The direction of the force acting on a mass within the Earth’s gravitational field is depicted by the lines in the diagram.

The diagram illustrates the following:

• The Earth’s gravitational force is always attractive, meaning objects are pulled towards it
• The direction of the gravitational pull is towards the center of the Earth
• The gravitational field lines are radial, which means they spread out evenly from the center of the Earth and become less concentrated as distance from the Earth increases

The position of an object in a gravitational field affects the force exerted on it. The force is smaller where the field lines are less concentrated. The force can be calculated if the gravitational field strength at a point is known.

The direction of the gravitational field strength is towards the object creating the field, making it a vector quantity.To avoid losing marks, it is important to use the correct value for g provided in the formula sheet instead of using 10ms–2, as g = 9.81ms–2.

Universal gravitation

Newton’s law of universal gravitation states that the gravitational attractive force between any two masses:

• is directly proportional to the product of the masses
• is inversely proportional to the square of the distance between their centers.

One example of a point mass is an object with a radial field, such as the Earth.

The Earth, despite its size, can be considered a point mass on a universal scale. At its centre, the gravitational field strength is zero as the attractive forces are symmetrical in all directions. As distance from the Earth’s surface increases, the gravitational force on an object decreases. The force between two objects follows an inverse square law with distance measured from the Earth’s centre. Doubling the distance from the centre of the Earth reduces the force to a quarter of its original value. The diagram illustrates the variation of force with distance from the Earth’s centre.

It’s important to remember that when two objects interact gravitationally, the forces acting on them are equal in size but opposite in direction.

g and G

The law of gravitation formulated by Newton provides a means of calculating the force between any two objects, as well as determining the strength of the gravitational field produced by a spherical mass like the Sun or Earth.

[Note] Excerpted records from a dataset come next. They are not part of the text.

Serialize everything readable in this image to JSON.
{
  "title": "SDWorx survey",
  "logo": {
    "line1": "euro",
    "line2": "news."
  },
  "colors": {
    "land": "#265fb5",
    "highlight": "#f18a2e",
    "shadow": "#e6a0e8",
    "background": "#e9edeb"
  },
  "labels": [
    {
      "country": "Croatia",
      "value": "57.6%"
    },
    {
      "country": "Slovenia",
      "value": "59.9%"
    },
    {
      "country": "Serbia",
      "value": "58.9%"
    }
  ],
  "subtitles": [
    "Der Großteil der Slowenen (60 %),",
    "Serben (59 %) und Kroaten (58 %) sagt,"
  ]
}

In some cases, a negative sign is incorporated into the right-hand side of the equation, reflecting the convention that attractive forces are assigned negative values, while repulsive forces are assigned positive ones.

Since gravitational field strength is defined as force per unit mass, it can be deduced that the field strength at a given point (represented by g) is related to the mass of the Earth through the following expression:

The value of gravitational field strength, denoted as g, is a property of any point within a gravitational field, regardless of whether there is a mass present at that point. Similar to gravitational force, the value of g follows an inverse square law beyond the surface of the Earth.

Since the inverse square law applies to distances measured from the center of the Earth, there is little change in g near the Earth’s surface. Even at a height of 10,000 m, which is typical for aircraft flying, the change in distance from the center of the Earth is negligible, resulting in no noticeable change in g. The Earth’s radius is approximately 6.4 × 10⁶ m, so one would need to go much higher than aircraft-flying height to observe a 1% change in g.

The same symbol, g, is used to represent:

• The strength of the gravitational field at any point is called gravitational field strength
• Free-fall acceleration is the acceleration of an object in the gravitational field of another object

Gravitational field strength and free-fall acceleration refer to the same physical quantity. Gravitational field strength, denoted by g, represents the force per unit mass, which is given by the formula g = F/m.The free-fall acceleration, denoted by g as well, is also equivalent to the gravitational force per unit mass. This can be derived from Newton’s second law, and the unit for free-fall acceleration is meters per second squared (m/s²), which is the same as the unit for gravitational field strength (N/kg).